November 8th, 2011 – One thing traders do not need is more taxes. Trader’s profits are already taxed at often outrageous rates. The percentage taxed on short term capital gains is said to be greater than the tax rate that triggered the American Revolutionary War. Despite this already dire situation, certain forces are pushing for another tax on traders. Called by different names for different markets, this so called stock transaction tax, financial transaction tax or the Tobin tax is gaining support in high places. Even the once uber capitalist Bill Gates has come out in support of such taxes. Gates got involved when the G20 leader asked his foundation to look at ways member countries could raise money for developing nations. This includes an estimated $80 to $100 billion to help the poor adapt to climate change. Yes, you read that right. For further absurdity, Gates suggests even a small tax of 10 basis points on equities and 2 basis points on bonds would raise about $48 billion among G20 member states, or $9 billion if only adopted by larger European countries.

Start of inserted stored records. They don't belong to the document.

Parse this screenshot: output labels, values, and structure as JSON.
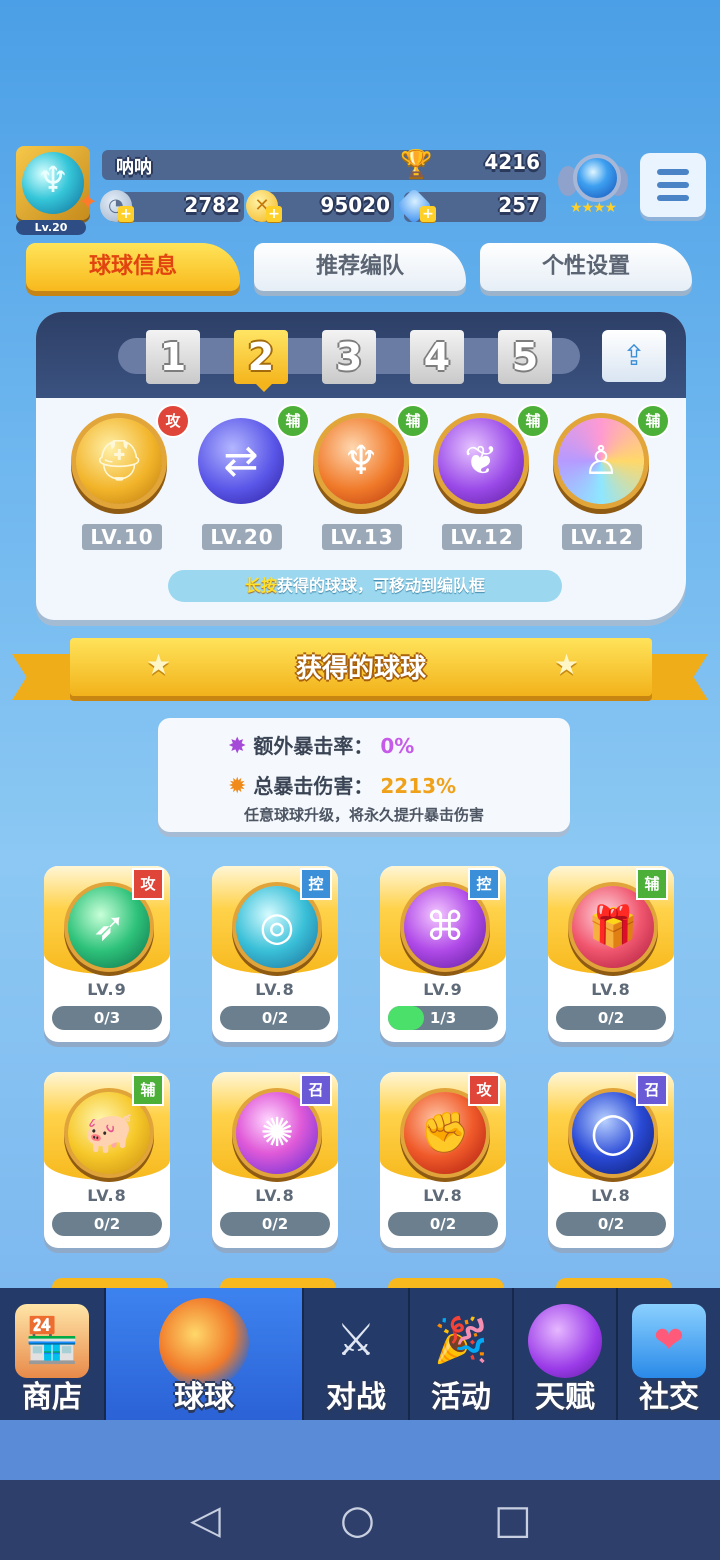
{
  "player": {
    "name": "呐呐",
    "level": "Lv.20",
    "trophies": "4216",
    "stamina": "2782",
    "coins": "95020",
    "gems": "257"
  },
  "tabs": [
    "球球信息",
    "推荐编队",
    "个性设置"
  ],
  "team": {
    "slots": [
      "1",
      "2",
      "3",
      "4",
      "5"
    ],
    "active_slot": "2",
    "members": [
      {
        "level": "LV.10",
        "role": "攻",
        "icon": "helmet-icon"
      },
      {
        "level": "LV.20",
        "role": "辅",
        "icon": "swap-arrows-icon"
      },
      {
        "level": "LV.13",
        "role": "辅",
        "icon": "wings-icon"
      },
      {
        "level": "LV.12",
        "role": "辅",
        "icon": "leaf-icon"
      },
      {
        "level": "LV.12",
        "role": "辅",
        "icon": "people-icon"
      }
    ],
    "hint_em": "长按",
    "hint_rest": "获得的球球，可移动到编队框"
  },
  "section_title": "获得的球球",
  "crit": {
    "extra_label": "额外暴击率：",
    "extra_value": "0%",
    "total_label": "总暴击伤害：",
    "total_value": "2213%",
    "note": "任意球球升级，将永久提升暴击伤害"
  },
  "cards": [
    {
      "level": "LV.9",
      "progress": "0/3",
      "fill": 0,
      "role": "攻",
      "icon": "bow-icon"
    },
    {
      "level": "LV.8",
      "progress": "0/2",
      "fill": 0,
      "role": "控",
      "icon": "swirl-icon"
    },
    {
      "level": "LV.9",
      "progress": "1/3",
      "fill": 0.33,
      "role": "控",
      "icon": "pillar-icon"
    },
    {
      "level": "LV.8",
      "progress": "0/2",
      "fill": 0,
      "role": "辅",
      "icon": "gift-icon"
    },
    {
      "level": "LV.8",
      "progress": "0/2",
      "fill": 0,
      "role": "辅",
      "icon": "piggy-bank-icon"
    },
    {
      "level": "LV.8",
      "progress": "0/2",
      "fill": 0,
      "role": "召",
      "icon": "phoenix-icon"
    },
    {
      "level": "LV.8",
      "progress": "0/2",
      "fill": 0,
      "role": "攻",
      "icon": "fist-icon"
    },
    {
      "level": "LV.8",
      "progress": "0/2",
      "fill": 0,
      "role": "召",
      "icon": "portal-icon"
    }
  ],
  "nav": [
    {
      "label": "商店",
      "icon": "shop-icon"
    },
    {
      "label": "球球",
      "icon": "orbs-icon"
    },
    {
      "label": "对战",
      "icon": "crossed-swords-icon"
    },
    {
      "label": "活动",
      "icon": "party-popper-icon"
    },
    {
      "label": "天赋",
      "icon": "planet-icon"
    },
    {
      "label": "社交",
      "icon": "chat-heart-icon"
    }
  ],
  "colors": {
    "accent_yellow": "#f8b91c",
    "attack_tag": "#e0453a",
    "support_tag": "#4caf38",
    "control_tag": "#3a8fd8",
    "summon_tag": "#6a5ad6",
    "nav_bg": "#243a68"
  }
}
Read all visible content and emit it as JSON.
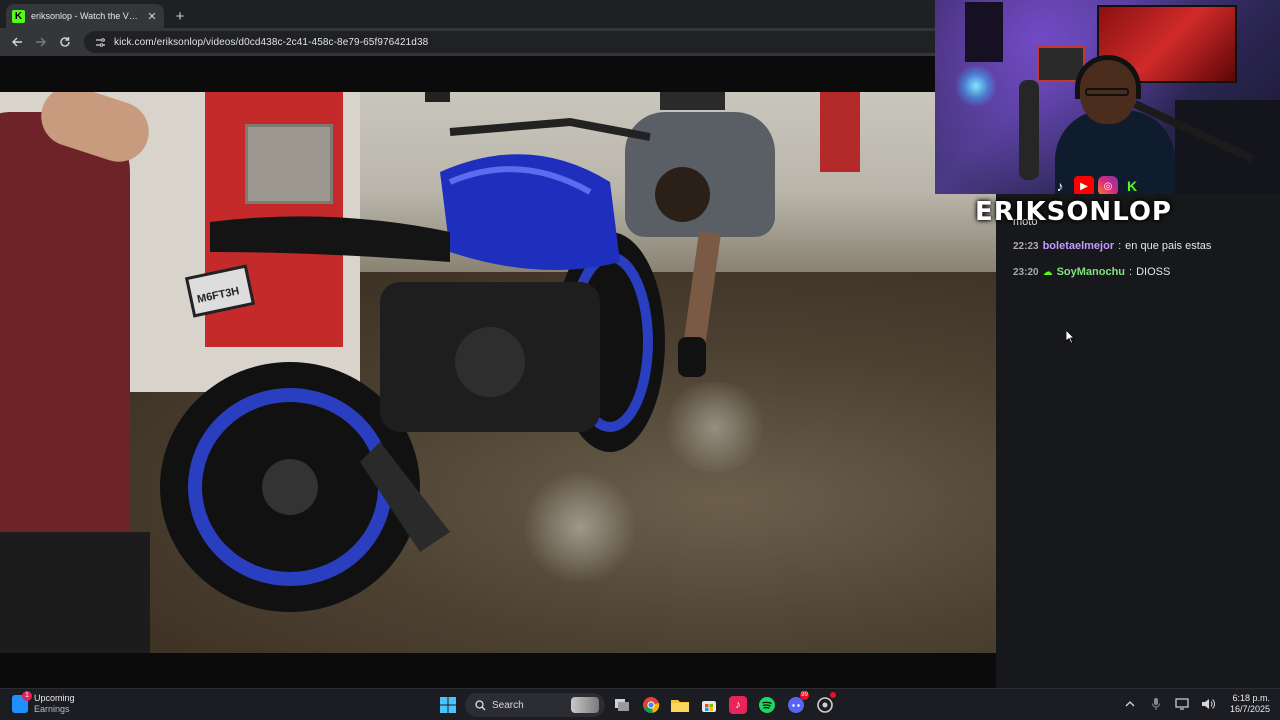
{
  "browser": {
    "tab_title": "eriksonlop - Watch the VOD on Kick",
    "favicon_letter": "K",
    "new_tab_label": "+",
    "url": "kick.com/eriksonlop/videos/d0cd438c-2c41-458c-8e79-65f976421d38"
  },
  "video": {
    "plate_text": "M6FT3H"
  },
  "stream_overlay": {
    "streamer_name": "ERIKSONLOP",
    "social_icons": [
      "tiktok-icon",
      "youtube-icon",
      "instagram-icon",
      "kick-icon"
    ]
  },
  "chat": {
    "partial_message": "moto",
    "messages": [
      {
        "time": "22:23",
        "user": "boletaelmejor",
        "user_color": "#c39bff",
        "badge": "",
        "text": "en que pais estas"
      },
      {
        "time": "23:20",
        "user": "SoyManochu",
        "user_color": "#7fe27f",
        "badge": "☁",
        "text": "DIOSS"
      }
    ]
  },
  "taskbar": {
    "widget_title": "Upcoming",
    "widget_sub": "Earnings",
    "widget_badge": "1",
    "search_label": "Search",
    "discord_badge": "99",
    "time": "6:18 p.m.",
    "date": "16/7/2025"
  },
  "colors": {
    "kick_green": "#53fc18",
    "chat_bg": "#17181b",
    "taskbar_bg": "#1c1d22"
  }
}
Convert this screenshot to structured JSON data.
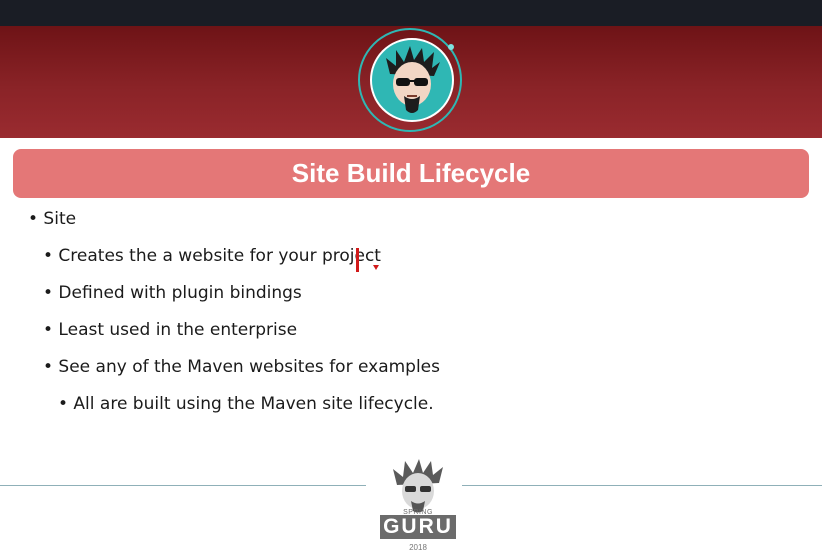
{
  "slide": {
    "title": "Site Build Lifecycle",
    "bullets": [
      {
        "text": "• Site",
        "level": 0
      },
      {
        "text": "• Creates the a website for your project",
        "level": 1
      },
      {
        "text": "• Defined with plugin bindings",
        "level": 1
      },
      {
        "text": "• Least used in the enterprise",
        "level": 1
      },
      {
        "text": "• See any of the Maven websites for examples",
        "level": 1
      },
      {
        "text": "• All are built using the Maven site lifecycle.",
        "level": 2
      }
    ]
  },
  "footer": {
    "tagline": "SPRING FRAMEWORK",
    "brand": "GURU",
    "year": "2018"
  },
  "colors": {
    "header": "#8a2327",
    "title_bar": "#e47777",
    "accent_ring": "#2fb7b4",
    "annotation": "#d11a1a"
  }
}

While making sense to ivory tower rich guys like Gates, financial transaction taxes have proven to be ineffective and damaging to markets. Basically, what happens is the tax results in trading volume decreasing thus lowering the amount of projected revenue. When this tax scheme was tested in Sweden in 1984 revenues were less than 5% of the projections on average. This is not mentioning a sharp decline in trading volume. The tax was abandoned in 1991 after proving itself a disappointment.
Not only Bill Gates disagrees; according to Harvard’s Paul Epstein in his Atlantic Magazine article, “In April of 2011 over 1,000 economists, including Jeff Sachs of Columbia’s Earth Institute, called for a Tobin Tax (aka, a “Robin Hood tax”) to address world poverty and disease. And in June 2011, Jose Manuel Barroso, president of the European Commission called for a Tobin Tax to address the imploding economies of Europe. A recent Oxfam poll showed that 51 percent of Britons support a Tobin Tax. A small Tobin Tax would make possible a global Keynesian stimulus package for clean development that could address our needs for climate adaptation and stabilization, disease control, ecological restoration, and sound economic development. Will world financial leaders ever agree to such a thing?” It’s important to note that Epstein is speaking about the Tobin tax. This would tax financial transactions in currencies. Wonder why he doesn’t mention the cross border regulatory arbitrage and other means to circumvent this pie in the sky idea.
History and common sense makes it clear that a financial transaction tax is a bad idea for everyone. Traders need to educate politicians and others to this fact before it’s too late.